Brasil discute políticas ambientais com governo norte-americano

Políticas brasileiras nas áreas de conservação e meio ambiente, petróleo, gás natural e biodiversidade foram discutidas nessa quinta, dia 31, pelo secretário-executivo do Ministério do Meio Ambiente, Francisco Gaetani, com o secretário do Interior dos Estados Unidos, Kenneth Salazar, a comitiva americana e representantes do Ibama e do Instituto Chico Mendes da Biodiversidade. A regulação de setores como mercado de carbono e eficiência energética é um dos principais pontos debatidos com os EUA.

– Estamos envolvidos em um empenho de capacitação profissional e qualificação técnica, e gostaríamos de fazer um intercâmbio com os americanos.
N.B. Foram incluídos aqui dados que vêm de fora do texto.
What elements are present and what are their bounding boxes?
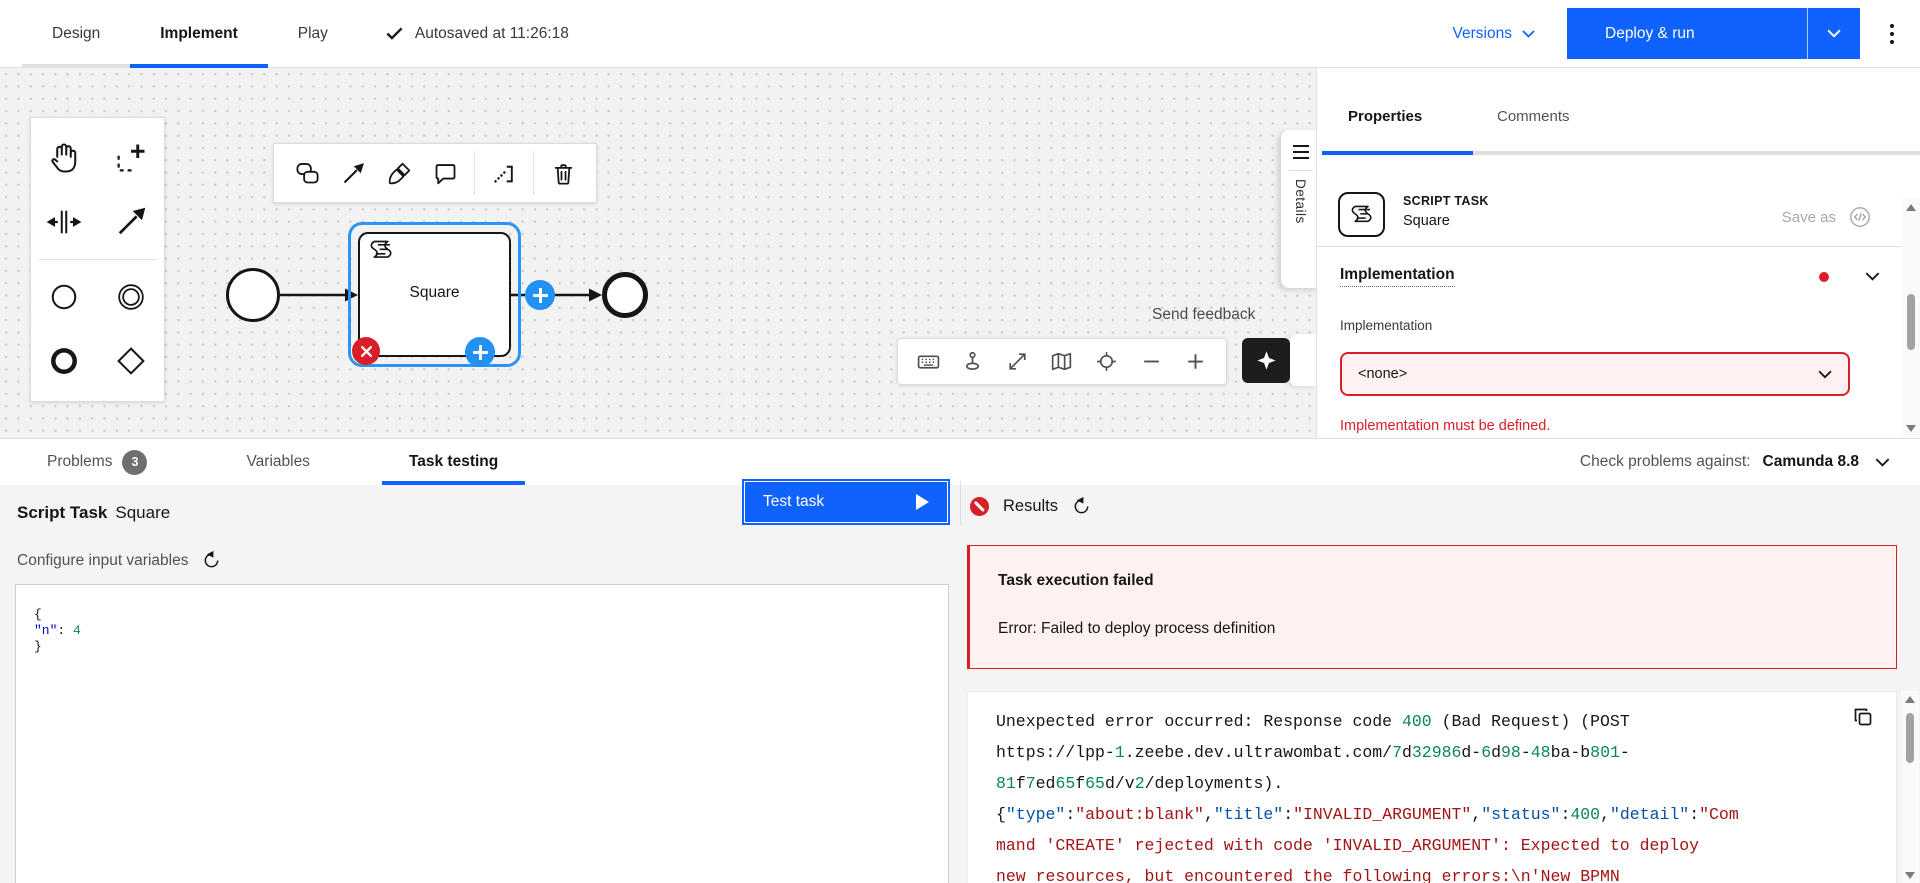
element-type-label: SCRIPT TASK: [1403, 194, 1489, 208]
results-header: Results: [970, 497, 1091, 516]
start-event[interactable]: [226, 268, 280, 322]
ai-copilot-button[interactable]: [1242, 338, 1290, 383]
heading-name: Square: [115, 503, 170, 522]
top-bar-actions: Versions Deploy & run: [1453, 0, 1920, 67]
script-icon: [368, 240, 395, 261]
heading-type: Script Task: [17, 503, 107, 522]
input-variables-editor[interactable]: { "n": 4}: [15, 584, 949, 883]
properties-panel: Properties Comments SCRIPT TASK Square S…: [1316, 68, 1920, 438]
problems-count-badge: 3: [122, 450, 147, 475]
camunda-modeler-window: Design Implement Play Autosaved at 11:26…: [0, 0, 1920, 883]
implementation-group-header[interactable]: Implementation: [1340, 266, 1880, 287]
element-name-label: Square: [1403, 213, 1450, 229]
reset-icon[interactable]: [202, 551, 221, 570]
implementation-field-label: Implementation: [1340, 318, 1432, 333]
tab-underline-active: [1322, 151, 1473, 155]
engine-version-select[interactable]: Camunda 8.8: [1763, 453, 1890, 471]
play-icon: [916, 494, 929, 510]
tab-play[interactable]: Play: [268, 0, 358, 67]
copy-icon[interactable]: [1847, 701, 1879, 733]
minimap-icon[interactable]: [1044, 342, 1080, 382]
script-task-icon: [1338, 192, 1385, 237]
insert-element-button[interactable]: [525, 280, 555, 310]
tab-design[interactable]: Design: [22, 0, 130, 67]
copilot-flyout-tab: [1290, 334, 1316, 386]
top-bar: Design Implement Play Autosaved at 11:26…: [0, 0, 1920, 68]
versions-button[interactable]: Versions: [1453, 25, 1535, 43]
tab-implement[interactable]: Implement: [130, 0, 268, 67]
error-icon: [970, 497, 989, 516]
implementation-error-text: Implementation must be defined.: [1340, 418, 1550, 434]
autosave-status: Autosaved at 11:26:18: [386, 0, 569, 67]
configure-input-variables: Configure input variables: [17, 551, 221, 570]
reset-view-icon[interactable]: [1089, 342, 1125, 382]
alert-title: Task execution failed: [998, 572, 1876, 590]
bottom-panel: Problems 3 Variables Task testing Check …: [0, 438, 1920, 883]
reset-icon[interactable]: [1072, 497, 1091, 516]
task-label: Square: [358, 284, 511, 302]
bottom-tab-row: Problems 3 Variables Task testing Check …: [0, 439, 1920, 485]
append-element-button[interactable]: [465, 337, 495, 367]
chevron-down-icon: [1522, 30, 1535, 38]
check-problems-label: Check problems against:: [1580, 453, 1751, 471]
save-as-button[interactable]: Save as: [1782, 205, 1872, 229]
checkmark-icon: [386, 27, 403, 40]
end-event[interactable]: [602, 272, 648, 318]
divider: [1289, 170, 1313, 171]
tab-properties[interactable]: Properties: [1348, 108, 1422, 125]
bpmn-canvas[interactable]: Square Send feedback: [0, 68, 1316, 438]
divider: [1317, 246, 1902, 247]
chevron-down-icon: [1865, 272, 1880, 281]
implementation-select-value: <none>: [1358, 366, 1407, 382]
check-problems-area: Check problems against: Camunda 8.8: [1580, 453, 1890, 471]
task-failed-alert: Task execution failed Error: Failed to d…: [967, 545, 1897, 669]
menu-icon: [1291, 144, 1311, 160]
zoom-out-icon[interactable]: [1133, 342, 1169, 382]
engine-version-value: Camunda 8.8: [1763, 453, 1859, 471]
zoom-in-icon[interactable]: [1178, 342, 1214, 382]
error-dot: [1819, 272, 1829, 282]
details-flyout[interactable]: Details: [1281, 130, 1316, 288]
keyboard-icon[interactable]: [910, 342, 946, 382]
group-title: Implementation: [1340, 266, 1455, 287]
save-as-code-icon: [1848, 205, 1872, 229]
deploy-options-button[interactable]: [1807, 8, 1860, 59]
alert-message: Error: Failed to deploy process definiti…: [998, 620, 1876, 638]
chevron-down-icon: [1818, 370, 1832, 379]
ai-sparkle-icon: [1255, 349, 1278, 372]
mode-tabs: Design Implement Play: [22, 0, 358, 67]
tab-variables[interactable]: Variables: [219, 439, 336, 485]
properties-scrollbar[interactable]: [1902, 198, 1920, 438]
create-anything-icon[interactable]: [955, 342, 991, 382]
details-flyout-label: Details: [1293, 179, 1308, 224]
test-task-button[interactable]: Test task: [742, 479, 950, 525]
task-testing-heading: Script Task Square: [17, 503, 170, 523]
deployment-error-log[interactable]: Unexpected error occurred: Response code…: [967, 691, 1897, 883]
configure-label: Configure input variables: [17, 552, 188, 570]
tab-comments[interactable]: Comments: [1497, 108, 1570, 125]
versions-label: Versions: [1453, 25, 1512, 43]
task-error-badge: [352, 337, 380, 365]
implementation-select[interactable]: <none>: [1340, 352, 1850, 396]
divider: [960, 481, 961, 525]
log-scrollbar[interactable]: [1901, 691, 1919, 883]
results-label: Results: [1003, 497, 1058, 516]
autosave-label: Autosaved at 11:26:18: [415, 25, 569, 43]
canvas-toolbar: [897, 338, 1227, 385]
deploy-split-button: Deploy & run: [1567, 8, 1860, 59]
tab-problems[interactable]: Problems 3: [20, 439, 174, 485]
test-task-label: Test task: [763, 493, 824, 511]
send-feedback-link[interactable]: Send feedback: [1152, 306, 1281, 328]
save-as-label: Save as: [1782, 209, 1836, 226]
overflow-menu-icon[interactable]: [1872, 8, 1912, 59]
fit-viewport-icon[interactable]: [999, 342, 1035, 382]
tab-task-testing[interactable]: Task testing: [382, 439, 525, 485]
chevron-down-icon: [1827, 29, 1841, 38]
problems-label: Problems: [47, 453, 112, 471]
deploy-run-button[interactable]: Deploy & run: [1567, 8, 1807, 59]
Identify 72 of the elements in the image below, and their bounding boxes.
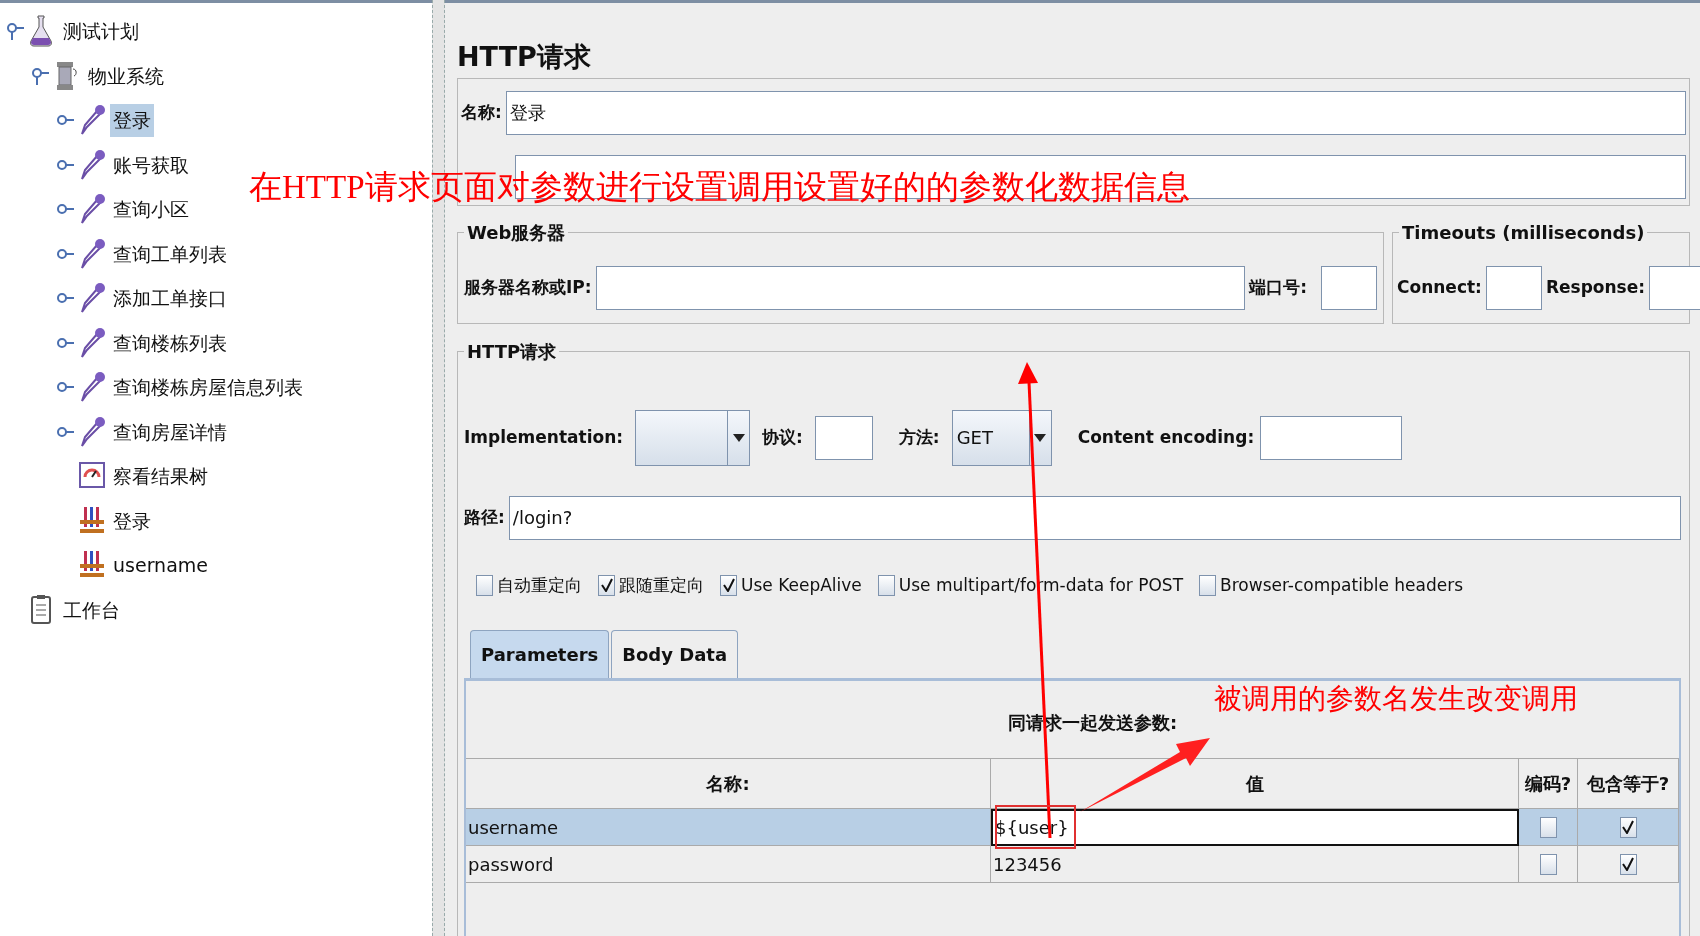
checkbox[interactable]: [1539, 853, 1557, 875]
field-label: 端口号:: [1249, 275, 1307, 299]
tree-item[interactable]: 物业系统: [85, 59, 167, 92]
table-cell: password: [466, 846, 991, 883]
checkbox[interactable]: [720, 574, 737, 596]
tree-item[interactable]: username: [110, 549, 211, 582]
field-label: 协议:: [762, 425, 803, 449]
tree-item[interactable]: 查询楼栋列表: [110, 326, 230, 359]
check-icon: [600, 578, 613, 593]
method-dropdown[interactable]: GET: [951, 409, 1052, 466]
table-header-cell: 值: [991, 759, 1519, 809]
checkbox[interactable]: [476, 574, 493, 596]
caret-icon: [1034, 433, 1047, 442]
tree-item[interactable]: 登录: [110, 504, 154, 537]
tree-item[interactable]: 察看结果树: [110, 460, 211, 493]
check-icon: [722, 578, 735, 593]
server-field[interactable]: [595, 265, 1246, 310]
tree-item[interactable]: 查询工单列表: [110, 237, 230, 270]
pipette-icon: [78, 236, 106, 271]
check-icon: [1622, 857, 1634, 871]
tree-item[interactable]: 测试计划: [60, 15, 142, 48]
field-label: 方法:: [898, 425, 940, 449]
response-field[interactable]: [1649, 265, 1700, 310]
field-label: 服务器名称或IP:: [464, 275, 592, 299]
checkbox-label: Use KeepAlive: [741, 573, 862, 597]
tree-item[interactable]: 查询楼栋房屋信息列表: [110, 371, 306, 404]
checkbox[interactable]: [877, 574, 895, 596]
annotation-text: 在HTTP请求页面对参数进行设置调用设置好的的参数化数据信息: [249, 170, 1190, 205]
checkbox-label: Browser-compatible headers: [1220, 573, 1463, 597]
implementation-dropdown[interactable]: [635, 409, 751, 466]
protocol-field[interactable]: [814, 415, 873, 460]
field-label: Implementation:: [464, 425, 624, 449]
table-cell: username: [466, 809, 991, 846]
table-cell: 123456: [991, 846, 1519, 883]
table-header-cell: 编码?: [1519, 759, 1578, 809]
encoding-field[interactable]: [1260, 415, 1403, 460]
field-label: 路径:: [464, 505, 505, 529]
field-label: 名称:: [461, 100, 502, 124]
expanded-handle-icon[interactable]: [6, 22, 24, 41]
port-field[interactable]: [1321, 265, 1377, 310]
caret-icon: [732, 433, 745, 442]
tree-item[interactable]: 登录: [110, 104, 154, 137]
field-label: Response:: [1545, 275, 1646, 299]
tree-item[interactable]: 账号获取: [110, 148, 192, 181]
table-header-cell: 名称:: [466, 759, 991, 809]
checkbox[interactable]: [1539, 816, 1557, 838]
table-row[interactable]: password 123456: [466, 846, 1679, 883]
checkbox[interactable]: [1199, 574, 1217, 596]
connect-field[interactable]: [1485, 265, 1542, 310]
pipette-icon: [78, 414, 106, 449]
tree-item[interactable]: 查询小区: [110, 193, 192, 226]
tree-item[interactable]: 工作台: [60, 593, 123, 626]
check-icon: [1622, 820, 1634, 834]
checkbox[interactable]: [1619, 853, 1637, 875]
expanded-handle-icon[interactable]: [31, 66, 49, 85]
table-header-cell: 包含等于?: [1578, 759, 1679, 809]
name-field[interactable]: 登录: [505, 90, 1686, 135]
path-field[interactable]: /login?: [508, 495, 1681, 540]
field-label: Content encoding:: [1077, 425, 1255, 449]
panel-title: HTTP请求: [457, 40, 592, 74]
checkbox[interactable]: [598, 574, 615, 596]
annotation-text: 被调用的参数名发生改变调用: [1214, 684, 1578, 714]
checkbox-label: 跟随重定向: [619, 573, 704, 597]
tree-item[interactable]: 查询房屋详情: [110, 415, 230, 448]
tab[interactable]: Parameters: [470, 630, 610, 678]
pipette-icon: [78, 147, 106, 182]
checkbox-label: 自动重定向: [497, 573, 582, 597]
tree-item[interactable]: 添加工单接口: [110, 282, 230, 315]
checkbox[interactable]: [1619, 816, 1637, 838]
tab[interactable]: Body Data: [611, 630, 739, 678]
pipette-icon: [78, 325, 106, 360]
field-label: Connect:: [1397, 275, 1482, 299]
A economia das florestas, por exemplo, poderia ser beneficiada com este diálogo entre os dois países, e o avanço tecnológico americano pode nos ajudar a combater o desmatamento – afirma Salazar.

O secretário-executivo também afirmou que é necessário aperfeiçoar a agenda de carbono, bem como o mecanismo REDD. Ele explicou que o Ministério da Fazenda e da Agricultura também estão envolvidos na questão, mas que ainda devem ser desenvolvidas as regras, o mercado e a organização institucional deste setor.

Salazar explicou que 20% das terras públicas americanas estão sob gestão do Departamento do Interior, e que outros 20% são geridos pelo Departamento de Agricultura, o que faz com que os recursos naturais e questões relacionadas ao meio ambiente nos Estados Unidos sejam tratados por pelo menos dois setores governamentais.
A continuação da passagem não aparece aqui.